Institution: University of New Mexico
Year: 2017
Keywords: Manual Tracking; Parkinson's Disease; Galvanic Vestibular Stimulation; GVS; Electrical and Computer Engineering
Posted: 02/01/2018
Record ID: 2154866
Full text PDF: http://digitalrepository.unm.edu/ece_etds/345


Parkinsons disease (PD) is characterized in part by its neurodegenerative effects, which include bradykinesia, tremor, rigidity, and many other symptoms. While treatments such as Levodopa and deep brain stimulation are available, they both have associated complications. Galvanic vestibular stimulation (GVS) is a non-invasive method used to stimulate the vestibular nerves with electric current and it has shown promise as a possible treatment for patients with PD. In order to assess the efficacy of GVS, I examined data collected from a manual pursuit tracking experiment. The experiment involved ten patients with varying severities of PD who were asked to perform a series of eight 90 second tasks both before and after receiving a dose of fast acting Levodopa. The patients unknowingly received GVS below sensory threshold for four of the tasks.
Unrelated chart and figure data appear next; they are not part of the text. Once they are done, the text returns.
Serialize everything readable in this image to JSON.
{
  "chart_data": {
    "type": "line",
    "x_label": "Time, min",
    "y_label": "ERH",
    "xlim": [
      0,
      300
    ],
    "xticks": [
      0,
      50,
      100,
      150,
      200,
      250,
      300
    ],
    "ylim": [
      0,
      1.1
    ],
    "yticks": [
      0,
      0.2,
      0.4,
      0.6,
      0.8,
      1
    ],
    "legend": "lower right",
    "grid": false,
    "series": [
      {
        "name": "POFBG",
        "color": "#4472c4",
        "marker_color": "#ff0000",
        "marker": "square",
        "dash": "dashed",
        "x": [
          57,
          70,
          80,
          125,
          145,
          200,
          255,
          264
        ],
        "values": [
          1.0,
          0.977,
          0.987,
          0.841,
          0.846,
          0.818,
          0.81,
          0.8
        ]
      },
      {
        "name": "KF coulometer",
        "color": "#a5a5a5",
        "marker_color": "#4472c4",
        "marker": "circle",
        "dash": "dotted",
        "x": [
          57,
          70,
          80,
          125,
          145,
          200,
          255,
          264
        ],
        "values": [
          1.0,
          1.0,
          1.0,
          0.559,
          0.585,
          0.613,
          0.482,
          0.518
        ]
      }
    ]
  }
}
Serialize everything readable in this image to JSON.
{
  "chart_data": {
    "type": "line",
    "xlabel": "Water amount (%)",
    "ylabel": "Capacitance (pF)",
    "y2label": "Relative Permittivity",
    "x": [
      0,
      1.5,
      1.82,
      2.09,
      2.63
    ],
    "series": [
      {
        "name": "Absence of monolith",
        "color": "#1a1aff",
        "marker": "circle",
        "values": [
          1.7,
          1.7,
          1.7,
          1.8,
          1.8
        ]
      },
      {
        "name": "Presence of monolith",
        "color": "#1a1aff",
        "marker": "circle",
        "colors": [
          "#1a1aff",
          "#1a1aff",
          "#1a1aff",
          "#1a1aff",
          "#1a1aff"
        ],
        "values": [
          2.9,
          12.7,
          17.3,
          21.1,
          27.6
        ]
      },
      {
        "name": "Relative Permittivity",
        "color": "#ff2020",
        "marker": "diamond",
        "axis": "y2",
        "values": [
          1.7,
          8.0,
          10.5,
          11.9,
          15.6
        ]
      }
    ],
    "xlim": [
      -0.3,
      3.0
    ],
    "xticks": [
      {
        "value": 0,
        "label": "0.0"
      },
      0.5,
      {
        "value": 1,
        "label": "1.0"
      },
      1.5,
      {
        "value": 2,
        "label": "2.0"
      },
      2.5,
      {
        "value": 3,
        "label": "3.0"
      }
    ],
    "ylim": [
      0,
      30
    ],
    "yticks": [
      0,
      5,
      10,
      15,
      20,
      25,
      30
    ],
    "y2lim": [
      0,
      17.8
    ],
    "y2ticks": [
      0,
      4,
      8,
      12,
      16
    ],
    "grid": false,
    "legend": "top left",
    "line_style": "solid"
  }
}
They were asked to track a vertically oscillating target on a screen by using a joystick to move a cursor next to the target. I applied Welchs power spectral density method to determine the power of high frequency noise associated with sub-movement induced error in patients tracking signal. I then paired trials where patients received GVS with trials where they did not. These pairs were normalized by adding the input signal to the output signal of the other trial in the pair. The results of a paired t-test determined there was a statistically significant (p < 0.05) improvement in performance when GVS was applied in the trails that occurred after Levodopa was administered. The results suggest there are some synergistic effects between Levodopa and GVS. More research is needed to determine if GVS can provide statistically significant increases in performance minus the apparent synergistic effects. Advisors/Committee Members: Dr. Meeko Oishi, Dr. Rafael Fierro, Dr. Marios Pattichis.